MODELING ANALYSIS OF ENHANCED BIOREMEDIATION AT THE SRS SANITARY LANDFILL

WEEBER, PHILIP A., HSI GeoTrans, 1080 Holcomb Bridge Road, Bldg. 100, Suite 190, Roswell, GA 30076, NEAL D. DURANT, HSI GeoTrans, 46050 Manekin Plaza, Suite 100, Sterling VA 20166 and DENNIS G. JACKSON, SRTC – Environmental Science and Technology, 773-42A, Aiken, SC 29808

Enhanced bioremediation can be attained through the injection of select gases into the subsurface to enhance the degradation of groundwater contaminants. The Westinghouse Savannah River Company has proposed to use this technology to treat contaminants in the groundwater at the SRS sanitary landfill (SLF). The most widespread contaminants that exhibit separate and distinct plume-like characteristics are trichloroethene (TCE) and vinyl chloride (VC). Enhanced bioremediation will be accomplished with two horizontal wells; utilizing cometabolic (methanotrophic) biodegradation for TCE and aerobic biodegradation for VC. The performance of the SLF bioremediation system was predicted with the resourceful linking of three complementary numerical codes.

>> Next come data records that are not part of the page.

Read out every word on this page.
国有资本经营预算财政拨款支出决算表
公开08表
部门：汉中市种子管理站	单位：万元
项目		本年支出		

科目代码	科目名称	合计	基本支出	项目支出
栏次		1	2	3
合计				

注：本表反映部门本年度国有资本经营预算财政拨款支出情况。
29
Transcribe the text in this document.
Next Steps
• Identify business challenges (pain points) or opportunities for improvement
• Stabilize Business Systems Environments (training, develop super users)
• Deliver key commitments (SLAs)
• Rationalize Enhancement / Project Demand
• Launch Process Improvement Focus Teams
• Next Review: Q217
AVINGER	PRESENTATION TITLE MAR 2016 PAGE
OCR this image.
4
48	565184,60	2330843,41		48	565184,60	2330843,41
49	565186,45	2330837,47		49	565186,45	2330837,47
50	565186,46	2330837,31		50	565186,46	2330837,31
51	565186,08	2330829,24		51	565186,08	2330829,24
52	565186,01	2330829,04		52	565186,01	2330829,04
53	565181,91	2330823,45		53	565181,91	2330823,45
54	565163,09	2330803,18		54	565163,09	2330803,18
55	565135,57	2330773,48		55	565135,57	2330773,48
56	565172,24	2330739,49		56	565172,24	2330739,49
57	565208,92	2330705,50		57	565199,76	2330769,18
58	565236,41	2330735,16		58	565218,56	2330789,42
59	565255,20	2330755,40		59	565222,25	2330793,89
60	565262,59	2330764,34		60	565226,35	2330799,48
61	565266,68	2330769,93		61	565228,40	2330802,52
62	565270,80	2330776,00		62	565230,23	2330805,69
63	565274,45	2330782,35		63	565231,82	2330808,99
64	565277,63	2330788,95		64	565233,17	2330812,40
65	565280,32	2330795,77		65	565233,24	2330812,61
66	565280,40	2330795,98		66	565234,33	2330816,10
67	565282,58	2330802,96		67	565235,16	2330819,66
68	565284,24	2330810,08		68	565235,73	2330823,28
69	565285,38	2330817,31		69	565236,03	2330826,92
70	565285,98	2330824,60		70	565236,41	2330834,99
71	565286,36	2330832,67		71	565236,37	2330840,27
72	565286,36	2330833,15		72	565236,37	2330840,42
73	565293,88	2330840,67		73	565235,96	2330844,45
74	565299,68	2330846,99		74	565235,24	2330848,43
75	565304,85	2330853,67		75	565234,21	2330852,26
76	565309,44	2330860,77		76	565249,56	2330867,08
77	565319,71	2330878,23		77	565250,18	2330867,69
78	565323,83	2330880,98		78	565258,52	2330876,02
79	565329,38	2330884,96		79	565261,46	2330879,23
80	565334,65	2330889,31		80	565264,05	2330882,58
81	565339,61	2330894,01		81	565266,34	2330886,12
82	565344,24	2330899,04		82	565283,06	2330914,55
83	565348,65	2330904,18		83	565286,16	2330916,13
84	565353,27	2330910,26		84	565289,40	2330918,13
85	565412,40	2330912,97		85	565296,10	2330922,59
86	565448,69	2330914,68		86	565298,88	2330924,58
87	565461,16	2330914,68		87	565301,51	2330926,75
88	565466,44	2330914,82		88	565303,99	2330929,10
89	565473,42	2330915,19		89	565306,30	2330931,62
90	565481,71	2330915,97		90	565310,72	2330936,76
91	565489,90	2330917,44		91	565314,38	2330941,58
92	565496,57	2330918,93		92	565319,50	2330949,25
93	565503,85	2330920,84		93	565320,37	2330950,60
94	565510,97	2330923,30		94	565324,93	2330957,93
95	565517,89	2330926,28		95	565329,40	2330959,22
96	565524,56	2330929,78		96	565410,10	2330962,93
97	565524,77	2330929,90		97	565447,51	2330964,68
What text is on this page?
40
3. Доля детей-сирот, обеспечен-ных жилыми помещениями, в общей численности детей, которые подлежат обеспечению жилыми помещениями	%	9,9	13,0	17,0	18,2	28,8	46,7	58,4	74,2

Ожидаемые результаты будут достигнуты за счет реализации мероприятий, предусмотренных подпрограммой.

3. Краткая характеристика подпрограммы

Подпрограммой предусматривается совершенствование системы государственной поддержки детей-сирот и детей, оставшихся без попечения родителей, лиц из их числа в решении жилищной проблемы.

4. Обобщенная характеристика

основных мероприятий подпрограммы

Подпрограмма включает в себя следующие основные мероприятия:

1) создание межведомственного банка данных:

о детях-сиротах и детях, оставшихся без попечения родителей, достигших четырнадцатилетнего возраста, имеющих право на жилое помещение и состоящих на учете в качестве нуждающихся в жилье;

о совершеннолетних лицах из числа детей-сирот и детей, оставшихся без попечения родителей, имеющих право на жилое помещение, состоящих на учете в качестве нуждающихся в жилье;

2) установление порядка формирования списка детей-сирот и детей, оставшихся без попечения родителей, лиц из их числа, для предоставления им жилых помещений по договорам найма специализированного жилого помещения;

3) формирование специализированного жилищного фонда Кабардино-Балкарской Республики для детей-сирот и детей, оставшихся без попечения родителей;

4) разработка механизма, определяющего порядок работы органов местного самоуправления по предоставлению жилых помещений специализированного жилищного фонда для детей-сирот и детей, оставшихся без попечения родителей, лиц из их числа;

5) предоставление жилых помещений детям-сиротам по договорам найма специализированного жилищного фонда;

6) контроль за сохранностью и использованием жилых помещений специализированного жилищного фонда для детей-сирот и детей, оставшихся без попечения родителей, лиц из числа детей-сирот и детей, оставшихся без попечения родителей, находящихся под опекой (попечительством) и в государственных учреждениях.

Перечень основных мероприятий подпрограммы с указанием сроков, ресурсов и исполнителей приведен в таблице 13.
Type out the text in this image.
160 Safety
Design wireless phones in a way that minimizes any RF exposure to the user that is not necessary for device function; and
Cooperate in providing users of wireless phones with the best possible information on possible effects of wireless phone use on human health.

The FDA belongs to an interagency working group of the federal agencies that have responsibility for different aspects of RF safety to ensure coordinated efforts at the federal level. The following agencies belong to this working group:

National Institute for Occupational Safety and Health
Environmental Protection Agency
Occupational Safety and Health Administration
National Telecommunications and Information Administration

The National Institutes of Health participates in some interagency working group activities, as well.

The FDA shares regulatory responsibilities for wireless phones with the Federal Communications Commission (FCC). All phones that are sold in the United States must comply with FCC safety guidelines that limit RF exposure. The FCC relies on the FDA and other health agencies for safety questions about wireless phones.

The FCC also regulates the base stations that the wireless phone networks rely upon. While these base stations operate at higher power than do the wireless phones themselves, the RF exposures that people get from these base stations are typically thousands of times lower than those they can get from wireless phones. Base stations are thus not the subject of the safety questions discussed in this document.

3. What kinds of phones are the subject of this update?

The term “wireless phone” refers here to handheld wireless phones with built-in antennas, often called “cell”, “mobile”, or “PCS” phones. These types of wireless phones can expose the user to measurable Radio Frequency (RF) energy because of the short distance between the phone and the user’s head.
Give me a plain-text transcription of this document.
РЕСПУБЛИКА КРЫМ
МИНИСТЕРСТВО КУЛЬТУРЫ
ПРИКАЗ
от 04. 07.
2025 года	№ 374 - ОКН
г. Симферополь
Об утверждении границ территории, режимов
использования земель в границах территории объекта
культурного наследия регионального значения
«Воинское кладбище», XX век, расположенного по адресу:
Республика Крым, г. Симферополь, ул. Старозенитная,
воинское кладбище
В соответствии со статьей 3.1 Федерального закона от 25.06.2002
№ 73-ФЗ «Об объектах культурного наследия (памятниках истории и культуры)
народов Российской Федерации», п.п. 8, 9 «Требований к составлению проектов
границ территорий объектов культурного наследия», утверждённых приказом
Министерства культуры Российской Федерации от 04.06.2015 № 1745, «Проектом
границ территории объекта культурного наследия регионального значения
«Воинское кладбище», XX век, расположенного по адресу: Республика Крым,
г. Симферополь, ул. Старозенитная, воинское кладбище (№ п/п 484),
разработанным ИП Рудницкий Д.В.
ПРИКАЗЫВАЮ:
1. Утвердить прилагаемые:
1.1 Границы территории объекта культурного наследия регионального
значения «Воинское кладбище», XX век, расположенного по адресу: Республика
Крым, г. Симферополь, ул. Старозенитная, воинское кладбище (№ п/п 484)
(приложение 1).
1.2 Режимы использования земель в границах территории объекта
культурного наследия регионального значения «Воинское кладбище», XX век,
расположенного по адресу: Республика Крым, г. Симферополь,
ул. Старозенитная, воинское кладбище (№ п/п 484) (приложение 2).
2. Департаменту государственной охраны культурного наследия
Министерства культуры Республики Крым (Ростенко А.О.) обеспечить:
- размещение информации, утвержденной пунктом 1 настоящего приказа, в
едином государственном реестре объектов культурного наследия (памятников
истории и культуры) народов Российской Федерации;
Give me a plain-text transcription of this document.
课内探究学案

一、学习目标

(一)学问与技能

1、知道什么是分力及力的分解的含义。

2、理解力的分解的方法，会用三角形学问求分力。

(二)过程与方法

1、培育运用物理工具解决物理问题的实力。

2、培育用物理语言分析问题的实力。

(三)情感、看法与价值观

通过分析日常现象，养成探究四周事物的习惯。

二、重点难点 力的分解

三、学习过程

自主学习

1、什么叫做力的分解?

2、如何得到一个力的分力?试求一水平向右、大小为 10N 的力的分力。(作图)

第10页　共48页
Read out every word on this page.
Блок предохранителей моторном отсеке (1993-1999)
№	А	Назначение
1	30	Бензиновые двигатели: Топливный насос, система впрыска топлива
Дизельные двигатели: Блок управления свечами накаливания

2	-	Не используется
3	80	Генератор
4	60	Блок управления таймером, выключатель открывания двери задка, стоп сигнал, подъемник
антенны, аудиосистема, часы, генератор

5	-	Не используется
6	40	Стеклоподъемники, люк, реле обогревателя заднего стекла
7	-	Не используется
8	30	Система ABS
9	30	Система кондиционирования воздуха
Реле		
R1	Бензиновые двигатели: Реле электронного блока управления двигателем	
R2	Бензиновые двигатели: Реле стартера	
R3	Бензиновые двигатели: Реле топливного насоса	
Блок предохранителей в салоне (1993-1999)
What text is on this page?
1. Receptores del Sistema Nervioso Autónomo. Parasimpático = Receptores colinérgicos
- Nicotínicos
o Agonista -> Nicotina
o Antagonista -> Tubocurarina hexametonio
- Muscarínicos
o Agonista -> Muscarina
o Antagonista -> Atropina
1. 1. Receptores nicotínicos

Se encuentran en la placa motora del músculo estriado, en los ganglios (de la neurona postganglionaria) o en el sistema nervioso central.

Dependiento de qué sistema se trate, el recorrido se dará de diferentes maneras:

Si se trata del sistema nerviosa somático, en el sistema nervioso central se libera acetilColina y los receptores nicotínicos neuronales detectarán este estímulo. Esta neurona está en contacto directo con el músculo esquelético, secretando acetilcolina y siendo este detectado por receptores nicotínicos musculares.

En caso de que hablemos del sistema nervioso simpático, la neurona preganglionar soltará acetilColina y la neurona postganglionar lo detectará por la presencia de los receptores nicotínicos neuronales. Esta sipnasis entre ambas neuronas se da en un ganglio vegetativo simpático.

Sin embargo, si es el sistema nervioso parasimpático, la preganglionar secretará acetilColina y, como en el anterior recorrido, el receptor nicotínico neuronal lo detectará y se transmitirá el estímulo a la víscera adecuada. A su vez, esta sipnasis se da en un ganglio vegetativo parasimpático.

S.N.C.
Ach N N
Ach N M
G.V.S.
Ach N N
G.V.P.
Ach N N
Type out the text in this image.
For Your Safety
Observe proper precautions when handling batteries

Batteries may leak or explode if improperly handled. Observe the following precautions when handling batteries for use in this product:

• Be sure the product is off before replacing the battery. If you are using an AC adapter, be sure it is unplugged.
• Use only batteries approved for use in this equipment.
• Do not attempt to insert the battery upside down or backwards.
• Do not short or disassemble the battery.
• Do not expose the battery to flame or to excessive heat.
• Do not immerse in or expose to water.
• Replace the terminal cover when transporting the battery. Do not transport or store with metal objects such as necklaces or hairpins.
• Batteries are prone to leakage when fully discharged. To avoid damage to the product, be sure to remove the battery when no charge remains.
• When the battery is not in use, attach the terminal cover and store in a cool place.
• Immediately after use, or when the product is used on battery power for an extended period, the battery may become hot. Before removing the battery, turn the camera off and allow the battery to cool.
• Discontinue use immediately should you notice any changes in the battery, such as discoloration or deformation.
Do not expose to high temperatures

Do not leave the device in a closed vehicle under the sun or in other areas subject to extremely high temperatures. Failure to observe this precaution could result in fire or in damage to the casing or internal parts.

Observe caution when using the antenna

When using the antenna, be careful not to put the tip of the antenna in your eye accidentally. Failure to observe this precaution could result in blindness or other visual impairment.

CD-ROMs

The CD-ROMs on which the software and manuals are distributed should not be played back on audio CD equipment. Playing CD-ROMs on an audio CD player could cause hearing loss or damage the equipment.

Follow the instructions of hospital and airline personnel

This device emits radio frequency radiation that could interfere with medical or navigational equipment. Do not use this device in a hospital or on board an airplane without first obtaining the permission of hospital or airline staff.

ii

The first model (MODFLOW) was used to establish the three-dimensional groundwater flow field in and around the SLF. A second model (TRAMPP) was used to simulate bioactive zones occurring at and above the horizontal injection wells. The TRAMPP simulations provided a prediction of the performance efficiency, as well as a prediction of the radius of influence extending from the injection wells. The third model (RT3D) was used to simulate the reactive transport of the solutes (TCE and VC) from the landfill, through the bioactive zone, and to the downgradient wetlands and Upper Three Runs Creek. The three models collectively provided a basis for predicting the flow and biological degradation of chlorinated compounds in the SLF groundwater.